8.4. Furthermore, the contractor assumes no responsibility for errors, malfunctions or damage that can be attributed to improper use, altered operating system components, interfaces and parameters, the use of inappropriate organizational resources and data carriers, abnormal operating conditions (particularly deviations from the installation and storage provisions) or damage during shipment.
8.5. For programs that are subsequently altered by programmers of the client or any third party, there is no warranty by the contractor.
8.6. Insofar as the subject of the order is the revision or extension of existing programs, the warranty covers the revision or extension only. The warranty for the original program does not thereby revived.
The contractor shall be liable for damages insofar as intent or gross negligence can be proven within the scope of the law. Liability for ordinary negligence is excluded. Compensation for consequential damages and financial loss, unachieved savings, loss of interest and damages from any third party claims against the contractor are in any case, to the extent permitted by law, excluded.
The contractual parties agree to mutual loyalty. For the duration of the contract, and for 12 months following termination, they refrain from hiring or employing in any way, shape or form, including through third parties, employees who have worked on the implementation of the orders of the other party. The contractual partner in violation of this clause is required to pay to the other party liquidated damages in the amount of one annual salary of the employee.
11. Privacy, Confidentiality
The contractor shall require its employees to observe the provisions of §15 of the Data Protection Act.

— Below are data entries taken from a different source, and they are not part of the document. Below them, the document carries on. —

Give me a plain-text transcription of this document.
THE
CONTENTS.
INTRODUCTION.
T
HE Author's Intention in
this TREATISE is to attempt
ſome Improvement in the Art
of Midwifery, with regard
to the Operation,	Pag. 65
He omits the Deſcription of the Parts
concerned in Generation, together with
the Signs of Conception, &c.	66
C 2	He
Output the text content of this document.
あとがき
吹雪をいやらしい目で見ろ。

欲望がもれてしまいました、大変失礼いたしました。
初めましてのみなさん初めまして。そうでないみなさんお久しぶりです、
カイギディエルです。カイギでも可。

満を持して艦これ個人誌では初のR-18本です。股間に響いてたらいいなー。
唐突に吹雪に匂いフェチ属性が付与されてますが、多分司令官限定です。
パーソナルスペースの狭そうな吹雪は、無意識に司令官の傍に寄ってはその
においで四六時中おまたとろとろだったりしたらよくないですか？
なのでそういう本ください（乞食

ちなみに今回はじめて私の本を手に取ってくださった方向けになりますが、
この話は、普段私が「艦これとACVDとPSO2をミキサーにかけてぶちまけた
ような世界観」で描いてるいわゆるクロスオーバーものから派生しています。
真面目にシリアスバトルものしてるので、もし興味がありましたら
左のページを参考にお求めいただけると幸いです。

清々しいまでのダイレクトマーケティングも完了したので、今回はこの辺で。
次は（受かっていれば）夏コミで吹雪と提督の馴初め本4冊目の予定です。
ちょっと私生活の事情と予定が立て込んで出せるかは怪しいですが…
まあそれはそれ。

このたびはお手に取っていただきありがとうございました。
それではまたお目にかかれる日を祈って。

Should any provision of this Agreement be or become ineffective, then the remaining terms of this Agreement shall not be affected. The parties will work together in partnership to find an arrangement that comes closest to the invalid provisions.
13. Final Provisions
Unless otherwise agreed, the applicable statutory provisions between registered merchants apply only in accordance with Austrian law, even if the order is carried out abroad. In the case of any disputes, the local jurisdiction of the competent court for the seat of the contractor is agreed upon by both contractual parties. The preceding provisions shall apply only to the extent that the Consumer Protection Act does not prescribe any other regulations for the sale to consumers under the Consumer Protection Act.